Les carnets de commandes toujours en baisse
À noter que le niveau des carnets de commandes s’établit à 77 jours de travail au 3ème trimestre 2023. Soit 22 jours de moins qu’un an auparavant. 28 % des entreprises rapportent une réduction des marges, contre 9 % observant une hausse.
Autant dire que le solde d’opinion sur la trésorerie des artisans du bâtiment continue de se détériorer, passant de -5 points pour la moyenne de long terme à -13 points. Selon la note de conjoncture, 21 % des entreprises notent une détérioration de leur trésorerie, tandis que 8 % constatent une amélioration.

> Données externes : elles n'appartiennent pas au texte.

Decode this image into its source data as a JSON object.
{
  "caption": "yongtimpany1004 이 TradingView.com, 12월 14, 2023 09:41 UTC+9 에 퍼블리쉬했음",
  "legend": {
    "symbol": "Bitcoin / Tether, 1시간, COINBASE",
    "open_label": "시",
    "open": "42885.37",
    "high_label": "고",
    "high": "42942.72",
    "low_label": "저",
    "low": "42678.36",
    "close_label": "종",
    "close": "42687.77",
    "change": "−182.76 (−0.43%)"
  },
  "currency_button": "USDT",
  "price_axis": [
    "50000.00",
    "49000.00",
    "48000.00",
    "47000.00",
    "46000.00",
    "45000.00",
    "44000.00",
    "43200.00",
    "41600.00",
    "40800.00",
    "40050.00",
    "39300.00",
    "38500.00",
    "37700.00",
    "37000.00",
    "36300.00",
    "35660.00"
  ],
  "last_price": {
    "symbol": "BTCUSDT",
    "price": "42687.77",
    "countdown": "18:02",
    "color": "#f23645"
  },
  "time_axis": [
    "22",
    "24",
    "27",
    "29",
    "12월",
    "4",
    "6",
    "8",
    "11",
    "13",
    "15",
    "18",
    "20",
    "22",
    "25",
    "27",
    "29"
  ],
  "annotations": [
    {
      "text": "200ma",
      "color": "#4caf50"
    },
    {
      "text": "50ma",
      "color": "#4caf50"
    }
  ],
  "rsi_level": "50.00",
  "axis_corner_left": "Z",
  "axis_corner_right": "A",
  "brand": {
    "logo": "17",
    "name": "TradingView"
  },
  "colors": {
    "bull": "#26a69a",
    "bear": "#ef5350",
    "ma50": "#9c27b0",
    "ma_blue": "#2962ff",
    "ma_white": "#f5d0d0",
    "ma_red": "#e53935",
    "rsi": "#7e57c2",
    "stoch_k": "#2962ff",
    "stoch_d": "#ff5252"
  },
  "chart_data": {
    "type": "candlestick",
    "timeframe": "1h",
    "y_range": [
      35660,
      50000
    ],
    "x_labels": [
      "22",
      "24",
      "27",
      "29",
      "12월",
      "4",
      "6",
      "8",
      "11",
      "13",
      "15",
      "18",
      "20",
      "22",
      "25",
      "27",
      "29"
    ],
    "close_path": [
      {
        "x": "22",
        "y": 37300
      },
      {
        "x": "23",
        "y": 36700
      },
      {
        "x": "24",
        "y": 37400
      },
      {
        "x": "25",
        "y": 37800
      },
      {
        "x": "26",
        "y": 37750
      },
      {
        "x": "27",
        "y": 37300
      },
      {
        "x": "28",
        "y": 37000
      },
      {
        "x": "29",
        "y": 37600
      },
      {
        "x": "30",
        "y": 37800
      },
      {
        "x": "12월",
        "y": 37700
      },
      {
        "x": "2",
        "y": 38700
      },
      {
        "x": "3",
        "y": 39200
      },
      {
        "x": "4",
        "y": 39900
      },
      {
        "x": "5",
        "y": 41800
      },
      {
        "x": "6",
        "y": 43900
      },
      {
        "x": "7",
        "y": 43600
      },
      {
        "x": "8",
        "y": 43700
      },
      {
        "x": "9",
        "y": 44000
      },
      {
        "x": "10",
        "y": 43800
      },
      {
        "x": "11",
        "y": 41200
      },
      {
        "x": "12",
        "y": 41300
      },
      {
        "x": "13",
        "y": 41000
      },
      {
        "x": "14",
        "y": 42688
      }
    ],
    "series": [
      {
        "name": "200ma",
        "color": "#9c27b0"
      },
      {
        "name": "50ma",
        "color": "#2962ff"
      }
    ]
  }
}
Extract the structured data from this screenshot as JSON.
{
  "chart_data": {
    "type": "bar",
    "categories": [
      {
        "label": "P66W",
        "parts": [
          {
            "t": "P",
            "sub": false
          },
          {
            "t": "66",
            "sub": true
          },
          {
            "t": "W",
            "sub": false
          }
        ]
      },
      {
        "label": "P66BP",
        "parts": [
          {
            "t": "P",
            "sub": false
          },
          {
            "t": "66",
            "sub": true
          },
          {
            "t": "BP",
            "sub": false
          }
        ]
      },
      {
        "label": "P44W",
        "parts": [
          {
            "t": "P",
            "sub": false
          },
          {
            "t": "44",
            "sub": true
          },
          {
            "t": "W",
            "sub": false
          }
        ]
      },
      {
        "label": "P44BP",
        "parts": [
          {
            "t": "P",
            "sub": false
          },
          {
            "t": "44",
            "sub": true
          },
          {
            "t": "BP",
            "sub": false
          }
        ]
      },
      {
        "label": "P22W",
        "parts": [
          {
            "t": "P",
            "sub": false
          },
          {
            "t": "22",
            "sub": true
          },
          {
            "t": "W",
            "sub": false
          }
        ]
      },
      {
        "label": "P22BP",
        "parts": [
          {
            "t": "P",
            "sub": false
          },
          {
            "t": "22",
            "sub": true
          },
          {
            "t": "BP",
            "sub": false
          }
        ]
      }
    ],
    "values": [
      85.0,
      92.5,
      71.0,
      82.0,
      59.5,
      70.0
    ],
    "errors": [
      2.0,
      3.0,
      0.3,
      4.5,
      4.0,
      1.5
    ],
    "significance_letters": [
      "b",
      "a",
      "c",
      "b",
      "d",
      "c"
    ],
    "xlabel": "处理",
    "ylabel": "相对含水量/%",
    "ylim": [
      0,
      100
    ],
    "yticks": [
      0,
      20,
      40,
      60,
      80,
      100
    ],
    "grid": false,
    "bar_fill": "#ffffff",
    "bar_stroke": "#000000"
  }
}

« 11 % des entreprises enregistrent une hausse de leur chiffre d’affaires réalisé pour le compte des collectivités locales tandis que 15 % constatent une baisse (soit un solde de -4 points contre -0,7 en moyenne sur longue période) car celles-ci sont plus présentes sur le marché du neuf », lit-on également.
-3 % pour l’activité construction des artisans
Sûrement est-ce pour cette raison que l’activité construction des artisans du bâtiment régresse de 3 % ce troisième trimestre. Peu surprenant, quand on connaît la crise du logement, tant redoutée par la FFB que par les promoteurs immobiliers. Mais quel retour donne la Capeb sur le sujet ?
« Bien évidemment qu'on est très attentifs, de par la disparition notamment de la défiscalisation dans le neuf - la loi Pinel - , de l’obligation zéro artificialisation nette des sols… Maintenant vous entendez moins la Capeb parler de cette problématique-là parce qu’il nous semble important que les gens qui portent le neuf, notamment la promotion immobilière, Action logement, le Medef, la Fédération française du bâtiment » s'expriment sur le sujet, nous répond Jean-Christophe Repon.
« On est moins partie prenante, mais bien évidemment, ça va nous impacter. Nous travaillons aussi dans le neuf pour à peu près 40 % », rappelle le président de la confédération. « Nous sommes sur un marché contracté. C’est pour ça qu'on se parle beaucoup, afin que l'accès au marché de la performance globale ou du maintien à domicile soit permis aux entreprises de petite taille », évoque-t-il.
Sur le segment entretien-rénovation, « une contre-performance majeure » des pouvoirs publics
Car s’ił y a bien une activité qui se stabilise ce troisième trimestre, c’est l’entretien-rénovation (0 %). En tendance annuelle, le segment progresse même de 0,4 %, en incluant les travaux de performance énergétique, qui grimpent de 2 % sur un an.
Il faut dire que la performance énergétique est au coeur des préoccupations, rien qu’avec la réforme de MaPrimeRénov’, qui mise sur la rénovation globale. Un point que déplore la Capeb. Le président encourage plutôt la rénovation globale, mais par étapes, qui « est de plus en plus félicitée », note-t-il.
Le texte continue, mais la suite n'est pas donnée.